[Proposal] SLG-0004: Metadata values privacy attribute

Hi all,

The proposal SLG-0004: Metadata values privacy attribute for swift-log is now up and In Review.

The review period will run until March 17th — please feel free to post your feedback as a reply to this thread.

Thanks!

-1 on the idea that the privacy can be decided where the log message is emitted. A library can in most cases not know.

Only the application has understanding what is private and what is not.

A URL for example can be private or public, depending on the use case. Same for pretty much anything else that's a string.

Therefore, a pretty strong -1 on this proposal. I think we need to think about this more.

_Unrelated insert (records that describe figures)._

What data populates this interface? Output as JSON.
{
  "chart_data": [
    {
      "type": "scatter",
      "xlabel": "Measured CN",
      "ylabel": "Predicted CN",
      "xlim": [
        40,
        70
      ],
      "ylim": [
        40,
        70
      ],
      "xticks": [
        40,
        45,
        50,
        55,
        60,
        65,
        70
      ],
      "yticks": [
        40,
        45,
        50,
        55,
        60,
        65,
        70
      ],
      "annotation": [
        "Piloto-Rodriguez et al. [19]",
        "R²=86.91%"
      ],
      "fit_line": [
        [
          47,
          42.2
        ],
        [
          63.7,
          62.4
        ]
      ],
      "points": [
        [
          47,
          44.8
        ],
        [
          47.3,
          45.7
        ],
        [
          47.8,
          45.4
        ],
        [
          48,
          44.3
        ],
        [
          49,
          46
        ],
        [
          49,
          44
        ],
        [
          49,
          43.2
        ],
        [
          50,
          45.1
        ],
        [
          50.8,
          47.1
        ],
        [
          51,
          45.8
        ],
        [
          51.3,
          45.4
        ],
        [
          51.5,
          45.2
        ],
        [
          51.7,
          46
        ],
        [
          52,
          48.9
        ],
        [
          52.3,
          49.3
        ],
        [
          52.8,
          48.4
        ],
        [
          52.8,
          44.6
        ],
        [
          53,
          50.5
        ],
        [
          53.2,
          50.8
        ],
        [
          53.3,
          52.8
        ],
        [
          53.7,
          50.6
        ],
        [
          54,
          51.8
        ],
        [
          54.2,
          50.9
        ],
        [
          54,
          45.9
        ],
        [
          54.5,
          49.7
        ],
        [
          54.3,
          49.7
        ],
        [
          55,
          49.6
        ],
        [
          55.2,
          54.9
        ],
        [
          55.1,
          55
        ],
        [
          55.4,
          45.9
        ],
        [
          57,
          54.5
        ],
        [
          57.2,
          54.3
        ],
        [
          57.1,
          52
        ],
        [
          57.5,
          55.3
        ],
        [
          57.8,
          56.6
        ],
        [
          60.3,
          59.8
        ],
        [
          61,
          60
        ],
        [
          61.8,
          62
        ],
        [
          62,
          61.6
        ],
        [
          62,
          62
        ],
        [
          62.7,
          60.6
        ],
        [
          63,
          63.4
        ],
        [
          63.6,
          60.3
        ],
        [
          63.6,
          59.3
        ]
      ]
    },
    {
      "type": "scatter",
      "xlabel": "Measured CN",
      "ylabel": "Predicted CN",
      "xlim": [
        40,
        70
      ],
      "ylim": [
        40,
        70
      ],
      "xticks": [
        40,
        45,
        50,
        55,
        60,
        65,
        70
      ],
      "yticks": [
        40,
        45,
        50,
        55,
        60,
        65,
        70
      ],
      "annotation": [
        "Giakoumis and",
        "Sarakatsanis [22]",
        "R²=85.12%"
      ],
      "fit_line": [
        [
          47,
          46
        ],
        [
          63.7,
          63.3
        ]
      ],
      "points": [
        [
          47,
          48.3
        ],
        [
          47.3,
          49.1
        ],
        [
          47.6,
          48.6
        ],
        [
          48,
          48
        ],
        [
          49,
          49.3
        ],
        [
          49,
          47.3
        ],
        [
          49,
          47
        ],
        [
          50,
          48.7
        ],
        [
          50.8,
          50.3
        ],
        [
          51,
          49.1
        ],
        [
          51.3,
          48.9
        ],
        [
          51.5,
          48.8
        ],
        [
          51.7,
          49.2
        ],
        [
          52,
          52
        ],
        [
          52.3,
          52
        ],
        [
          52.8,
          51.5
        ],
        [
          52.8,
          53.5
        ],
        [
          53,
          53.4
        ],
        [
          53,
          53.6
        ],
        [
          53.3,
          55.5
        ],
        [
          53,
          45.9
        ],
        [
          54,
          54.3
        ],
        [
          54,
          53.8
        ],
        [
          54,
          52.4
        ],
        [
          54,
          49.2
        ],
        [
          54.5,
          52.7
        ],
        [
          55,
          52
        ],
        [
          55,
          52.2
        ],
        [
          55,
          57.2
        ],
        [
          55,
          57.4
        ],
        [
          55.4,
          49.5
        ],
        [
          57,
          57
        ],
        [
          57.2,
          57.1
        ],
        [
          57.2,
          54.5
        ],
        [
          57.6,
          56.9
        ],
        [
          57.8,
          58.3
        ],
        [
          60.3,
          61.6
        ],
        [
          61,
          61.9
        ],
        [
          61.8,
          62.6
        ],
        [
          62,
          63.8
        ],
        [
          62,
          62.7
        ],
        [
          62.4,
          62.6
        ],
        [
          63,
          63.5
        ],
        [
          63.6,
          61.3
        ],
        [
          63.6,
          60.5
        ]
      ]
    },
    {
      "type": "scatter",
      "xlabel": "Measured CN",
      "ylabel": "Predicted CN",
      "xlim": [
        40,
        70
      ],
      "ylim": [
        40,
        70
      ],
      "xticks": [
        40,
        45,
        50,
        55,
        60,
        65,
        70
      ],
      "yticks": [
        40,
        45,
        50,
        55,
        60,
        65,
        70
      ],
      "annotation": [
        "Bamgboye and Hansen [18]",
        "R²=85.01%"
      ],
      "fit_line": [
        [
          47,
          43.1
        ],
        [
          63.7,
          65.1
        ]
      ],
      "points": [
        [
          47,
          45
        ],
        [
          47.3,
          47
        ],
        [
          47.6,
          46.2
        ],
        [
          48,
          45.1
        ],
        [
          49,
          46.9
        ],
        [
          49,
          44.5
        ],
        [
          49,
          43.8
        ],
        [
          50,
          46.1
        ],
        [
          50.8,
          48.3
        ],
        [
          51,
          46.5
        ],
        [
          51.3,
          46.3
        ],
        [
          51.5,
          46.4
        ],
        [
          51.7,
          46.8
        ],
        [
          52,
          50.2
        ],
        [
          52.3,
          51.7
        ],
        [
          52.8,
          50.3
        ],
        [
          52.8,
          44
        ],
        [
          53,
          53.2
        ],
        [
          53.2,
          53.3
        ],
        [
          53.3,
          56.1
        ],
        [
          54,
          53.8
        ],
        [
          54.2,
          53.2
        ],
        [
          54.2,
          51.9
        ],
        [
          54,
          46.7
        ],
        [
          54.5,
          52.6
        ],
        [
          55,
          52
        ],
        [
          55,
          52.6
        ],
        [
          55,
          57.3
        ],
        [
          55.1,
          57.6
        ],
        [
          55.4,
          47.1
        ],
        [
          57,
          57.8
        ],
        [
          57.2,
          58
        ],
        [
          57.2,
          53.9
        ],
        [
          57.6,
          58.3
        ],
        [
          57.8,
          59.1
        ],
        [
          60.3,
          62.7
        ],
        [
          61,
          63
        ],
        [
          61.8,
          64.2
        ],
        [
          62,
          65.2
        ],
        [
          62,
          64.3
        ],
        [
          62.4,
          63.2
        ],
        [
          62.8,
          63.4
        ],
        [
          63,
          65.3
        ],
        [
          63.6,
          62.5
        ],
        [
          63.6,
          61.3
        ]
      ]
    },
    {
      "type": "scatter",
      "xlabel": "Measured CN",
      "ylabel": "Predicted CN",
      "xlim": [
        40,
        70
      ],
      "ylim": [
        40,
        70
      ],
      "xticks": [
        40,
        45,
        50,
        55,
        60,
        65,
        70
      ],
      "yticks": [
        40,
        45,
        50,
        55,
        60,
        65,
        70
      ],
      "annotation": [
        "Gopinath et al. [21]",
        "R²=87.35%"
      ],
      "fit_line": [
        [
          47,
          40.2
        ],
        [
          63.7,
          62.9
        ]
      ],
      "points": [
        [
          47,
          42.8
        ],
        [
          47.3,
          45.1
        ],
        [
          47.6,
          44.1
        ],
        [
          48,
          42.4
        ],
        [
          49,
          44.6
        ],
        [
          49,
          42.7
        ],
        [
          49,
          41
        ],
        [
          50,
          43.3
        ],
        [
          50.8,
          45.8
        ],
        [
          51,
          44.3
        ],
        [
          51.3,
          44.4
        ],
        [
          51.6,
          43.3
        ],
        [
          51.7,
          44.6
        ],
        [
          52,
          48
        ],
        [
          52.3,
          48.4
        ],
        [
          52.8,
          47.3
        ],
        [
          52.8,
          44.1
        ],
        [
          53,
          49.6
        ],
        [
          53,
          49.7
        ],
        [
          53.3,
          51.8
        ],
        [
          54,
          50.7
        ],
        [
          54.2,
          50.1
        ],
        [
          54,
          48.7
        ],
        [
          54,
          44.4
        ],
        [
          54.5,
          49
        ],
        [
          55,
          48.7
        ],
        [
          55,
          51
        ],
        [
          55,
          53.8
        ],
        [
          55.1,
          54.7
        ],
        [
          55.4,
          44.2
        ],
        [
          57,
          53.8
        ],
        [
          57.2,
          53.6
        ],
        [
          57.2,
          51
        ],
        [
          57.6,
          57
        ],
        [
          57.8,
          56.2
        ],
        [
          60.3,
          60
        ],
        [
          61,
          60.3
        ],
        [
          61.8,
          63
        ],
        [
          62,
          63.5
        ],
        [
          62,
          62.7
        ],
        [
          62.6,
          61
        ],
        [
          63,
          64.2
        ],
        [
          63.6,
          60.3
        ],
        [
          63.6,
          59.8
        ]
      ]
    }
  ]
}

The proposed solution is IMHO worse than what can already achieved with SwiftLog today, namely:

  • treat all metadata values as private by default
  • take configuration at the application level (configuring the backend) which allows (log message, source, metadata key) pairs that can be assumed public.

There might be edge cases where a library can decide the privacy, but in libraries that's not very common in my experience.

To me, the key question we have to answer is: Can an application configure the privacy level of a particular value in any library WITHOUT code changes in the library. If the answer is no, then I don't think we have an acceptable solution.

5 Likes
/// - **No nested privacy**: When marking a dictionary or array as private, all contained
///   values are treated with the same privacy level. Fine-grained privacy within nested
///   structures is not currently supported.

I'm curious to hear the motivation behind only allowing attributes on the root level. I get that it's much simpler this way, especially with converting to and from "old" Metadata, and nested privacy might not be really intuitive (should only the leaf privacy matter, or should a .private attribute at any level mask anything below it?). But it's also a bit limiting for code that actively uses nested metadata.

// Imagine a user's ID is not sensitive, but their name is
// Below not allowed
let metadata: AttributedMetadata = ["user": ["id": "\(id)", "name": "\(name, privacy: .private)"]]
// Forced to use flat structure
let metadata: AttributedMetadata = ["user.id": "\(id)", "user.name": "\(name, privacy: .private)"] 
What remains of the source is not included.